Gluten-Free Yellow Layer Cake with Chocolate Frosting
Equipment
- 2 9 inch round cake pans
Ingredients
Yellow Layer Cake
- 2 ¼ cups gluten-free all purpose flour with xanthan gum we used GF Jules - affiliate link
- 1½ teaspoons baking soda
- 3/4 teaspoons salt
- 1/4 teaspoon baking powder
- 1 cup butter or dairy-free butter, room temperature
- scant 2 cups granulated sugar (by scant, fill the second measuring cup just barely to the top)
- 3 large eggs, room temperature
- 1½ tablespoons vanilla extract
- ½ cup plain Greek yogurt we used 0% fat
- 1 cup + 2 tablespoons milk of choice (we've used both 0% & 2% fat)
Chocolate Buttercream Frosting
- 6 tablespoons butter or dairy-free butter, room temperature
- ¾ cup Hershey's cocoa (100% cacao, unsweetened) or unsweetened cacao of choice
- 2 ⅔ cup powdered (confectioner's) sugar
- 4-6 tablespoons milk
- 1 teaspoon vanilla extract
Instructions
Yellow Layer Cake
- Preheat oven to 350 degrees F. Grease 2 9 inch round cake pans, line with parchment paper rounds, then grease the parchment paper rounds as well. Set aside. Using parchment paper rounds will ensure there is no sticking and that the cakes will easily remove from the pans.
- In a small bowl, combine flour, baking soda, baking powder and salt using a pastry cutter, whisk or fork. Set aside
- In a large mixing bowl, use a stand or hand mixer to beat softened butter until smooth and creamy.
- Add sugar and mix on high until well combined and creamed, scraping down the sides as needed.

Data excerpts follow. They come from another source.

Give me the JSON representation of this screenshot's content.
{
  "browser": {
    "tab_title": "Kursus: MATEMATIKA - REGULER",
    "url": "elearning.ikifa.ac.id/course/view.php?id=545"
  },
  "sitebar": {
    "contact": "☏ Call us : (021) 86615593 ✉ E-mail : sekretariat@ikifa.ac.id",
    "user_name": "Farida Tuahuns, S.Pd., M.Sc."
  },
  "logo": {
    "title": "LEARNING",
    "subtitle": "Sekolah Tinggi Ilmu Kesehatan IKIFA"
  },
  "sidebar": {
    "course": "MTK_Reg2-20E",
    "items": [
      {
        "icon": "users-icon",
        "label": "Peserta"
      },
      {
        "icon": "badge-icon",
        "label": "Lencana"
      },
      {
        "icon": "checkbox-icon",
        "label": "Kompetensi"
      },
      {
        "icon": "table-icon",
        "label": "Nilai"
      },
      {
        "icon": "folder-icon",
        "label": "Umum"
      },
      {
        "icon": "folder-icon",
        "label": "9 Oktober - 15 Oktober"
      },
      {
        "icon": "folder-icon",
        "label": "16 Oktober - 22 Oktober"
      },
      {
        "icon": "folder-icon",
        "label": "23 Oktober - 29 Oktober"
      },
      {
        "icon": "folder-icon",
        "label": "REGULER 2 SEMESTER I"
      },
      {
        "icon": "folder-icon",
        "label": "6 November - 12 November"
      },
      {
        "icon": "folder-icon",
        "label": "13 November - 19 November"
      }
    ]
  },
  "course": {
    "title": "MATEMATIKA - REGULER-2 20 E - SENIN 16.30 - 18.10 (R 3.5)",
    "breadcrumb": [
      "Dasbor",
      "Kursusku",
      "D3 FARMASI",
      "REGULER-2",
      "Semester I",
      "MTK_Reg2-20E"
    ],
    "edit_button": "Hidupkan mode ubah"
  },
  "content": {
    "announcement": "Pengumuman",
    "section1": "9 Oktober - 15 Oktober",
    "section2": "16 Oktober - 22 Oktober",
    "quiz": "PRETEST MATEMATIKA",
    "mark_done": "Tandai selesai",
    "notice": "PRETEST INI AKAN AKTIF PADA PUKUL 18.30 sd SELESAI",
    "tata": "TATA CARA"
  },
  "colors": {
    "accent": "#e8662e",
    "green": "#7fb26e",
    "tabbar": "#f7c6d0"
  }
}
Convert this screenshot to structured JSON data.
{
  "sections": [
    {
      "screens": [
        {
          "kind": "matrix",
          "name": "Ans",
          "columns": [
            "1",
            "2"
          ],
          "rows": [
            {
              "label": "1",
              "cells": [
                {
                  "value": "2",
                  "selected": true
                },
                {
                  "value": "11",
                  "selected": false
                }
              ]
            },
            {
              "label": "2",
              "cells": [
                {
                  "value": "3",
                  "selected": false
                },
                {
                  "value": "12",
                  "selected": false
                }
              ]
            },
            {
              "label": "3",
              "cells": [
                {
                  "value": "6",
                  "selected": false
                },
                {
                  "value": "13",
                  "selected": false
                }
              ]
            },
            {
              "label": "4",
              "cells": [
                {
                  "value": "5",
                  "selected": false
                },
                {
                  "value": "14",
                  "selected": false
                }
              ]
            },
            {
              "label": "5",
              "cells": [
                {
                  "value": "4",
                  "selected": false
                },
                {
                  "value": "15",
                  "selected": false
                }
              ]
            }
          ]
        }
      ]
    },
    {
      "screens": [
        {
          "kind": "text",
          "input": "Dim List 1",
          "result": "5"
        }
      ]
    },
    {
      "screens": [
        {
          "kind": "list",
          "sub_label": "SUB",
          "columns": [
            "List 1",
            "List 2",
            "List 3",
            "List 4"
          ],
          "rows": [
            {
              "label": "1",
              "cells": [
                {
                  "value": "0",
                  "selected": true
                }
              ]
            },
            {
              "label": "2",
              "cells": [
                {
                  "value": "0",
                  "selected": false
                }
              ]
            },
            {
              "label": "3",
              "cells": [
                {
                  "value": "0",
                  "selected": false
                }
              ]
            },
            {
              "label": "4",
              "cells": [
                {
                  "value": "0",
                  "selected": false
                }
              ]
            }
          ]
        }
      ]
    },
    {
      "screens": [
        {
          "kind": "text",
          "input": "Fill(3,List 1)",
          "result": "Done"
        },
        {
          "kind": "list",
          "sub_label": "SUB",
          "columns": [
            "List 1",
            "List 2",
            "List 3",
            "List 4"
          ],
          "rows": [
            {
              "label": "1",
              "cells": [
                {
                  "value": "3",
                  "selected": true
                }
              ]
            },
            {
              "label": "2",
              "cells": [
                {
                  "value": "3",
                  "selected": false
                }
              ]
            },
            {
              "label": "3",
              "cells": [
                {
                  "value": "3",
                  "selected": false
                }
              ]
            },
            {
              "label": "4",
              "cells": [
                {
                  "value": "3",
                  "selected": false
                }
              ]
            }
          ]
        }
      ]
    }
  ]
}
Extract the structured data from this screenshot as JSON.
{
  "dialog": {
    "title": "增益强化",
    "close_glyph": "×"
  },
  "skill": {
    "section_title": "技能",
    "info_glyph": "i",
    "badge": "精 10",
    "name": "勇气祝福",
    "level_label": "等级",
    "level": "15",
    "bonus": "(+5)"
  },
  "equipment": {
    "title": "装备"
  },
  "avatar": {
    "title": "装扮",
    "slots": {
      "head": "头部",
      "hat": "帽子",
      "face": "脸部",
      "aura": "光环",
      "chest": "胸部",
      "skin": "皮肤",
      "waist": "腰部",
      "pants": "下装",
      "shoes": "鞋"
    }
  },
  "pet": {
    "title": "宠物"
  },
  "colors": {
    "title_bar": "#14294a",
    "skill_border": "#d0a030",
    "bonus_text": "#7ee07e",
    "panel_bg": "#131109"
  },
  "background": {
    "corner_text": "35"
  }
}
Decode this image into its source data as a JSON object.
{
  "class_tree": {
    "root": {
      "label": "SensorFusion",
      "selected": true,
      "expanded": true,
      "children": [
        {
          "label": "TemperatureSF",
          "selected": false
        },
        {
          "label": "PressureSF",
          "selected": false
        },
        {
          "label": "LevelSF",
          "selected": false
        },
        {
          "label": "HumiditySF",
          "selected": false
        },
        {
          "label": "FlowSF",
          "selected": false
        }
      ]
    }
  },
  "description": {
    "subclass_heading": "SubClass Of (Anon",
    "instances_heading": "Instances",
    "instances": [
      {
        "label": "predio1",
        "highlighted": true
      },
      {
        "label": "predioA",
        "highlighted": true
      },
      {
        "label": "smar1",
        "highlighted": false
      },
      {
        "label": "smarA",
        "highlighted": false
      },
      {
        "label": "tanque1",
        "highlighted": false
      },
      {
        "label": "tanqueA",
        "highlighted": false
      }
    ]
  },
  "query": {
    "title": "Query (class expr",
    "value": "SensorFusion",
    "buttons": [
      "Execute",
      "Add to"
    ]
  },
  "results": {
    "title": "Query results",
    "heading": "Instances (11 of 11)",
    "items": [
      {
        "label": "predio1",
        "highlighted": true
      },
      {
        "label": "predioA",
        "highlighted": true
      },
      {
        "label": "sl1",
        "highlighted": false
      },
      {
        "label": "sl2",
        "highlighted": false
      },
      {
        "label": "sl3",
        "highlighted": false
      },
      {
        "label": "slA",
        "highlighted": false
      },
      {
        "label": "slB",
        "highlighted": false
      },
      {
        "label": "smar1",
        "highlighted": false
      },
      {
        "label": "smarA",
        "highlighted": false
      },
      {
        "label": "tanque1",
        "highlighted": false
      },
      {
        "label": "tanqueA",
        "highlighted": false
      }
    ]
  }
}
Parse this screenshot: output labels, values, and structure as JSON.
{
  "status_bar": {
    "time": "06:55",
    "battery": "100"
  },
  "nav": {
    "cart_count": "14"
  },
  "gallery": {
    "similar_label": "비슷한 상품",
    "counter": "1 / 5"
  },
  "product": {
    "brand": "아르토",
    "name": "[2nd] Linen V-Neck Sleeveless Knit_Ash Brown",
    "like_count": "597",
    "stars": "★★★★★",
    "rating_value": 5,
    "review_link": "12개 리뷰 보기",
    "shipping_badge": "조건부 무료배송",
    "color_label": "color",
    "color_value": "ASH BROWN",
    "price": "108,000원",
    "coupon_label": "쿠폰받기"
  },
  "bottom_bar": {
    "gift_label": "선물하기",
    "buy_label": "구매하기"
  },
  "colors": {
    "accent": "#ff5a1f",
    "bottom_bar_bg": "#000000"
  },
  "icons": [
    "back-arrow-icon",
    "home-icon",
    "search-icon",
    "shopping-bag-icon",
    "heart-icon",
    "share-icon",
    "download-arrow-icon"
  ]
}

- Add the eggs, one at a time, beating each one until mixed.
- Add in vanilla and Greek yogurt. Mix until well combined, scraping down the sides with a spatula as needed.
- With the mixer running on low speed, alternately add the dry ingredients and milk until all combined.
- Divide the batter among the two prepared pans, gently rocking the pans form side to side to spread evenly. Bake 22-25 minutes or until top is golden and a toothpick inserted into the center comes our clean. The edges will also start pulling away from the pan. Pro Tip: Check at 22 minutes and if the tops are golden enough, loosely cover the pans with foil and continue baking an additional 3-5 minutes until a toothpick comes out clean.
- Let cool in the pans for 30 minutes then remove to a cooling rack to finish cooling by turning over the pans onto a cooking rack, knock gently and the cakes should come out easily. Peel off the parchment paper.
- Can be made a day ahead and stored at room temperature, on baking racks, loosely covered with wax paper (avoid wax paper touching the tops of the cake).
Chocolate Buttercream Frosting
- In large mixing bowl, using a hand or stand mixer, beat butter. Add powdered sugar and cocoa alternately with milk and continue mixing to spreading consistency. Blend in vanilla. Makes about 2 cups frosting.
- Frost the top of one cake, then place the second cake on top, frost the top of the second cake and then the sides. Top with sprinkles as desired. Enjoy!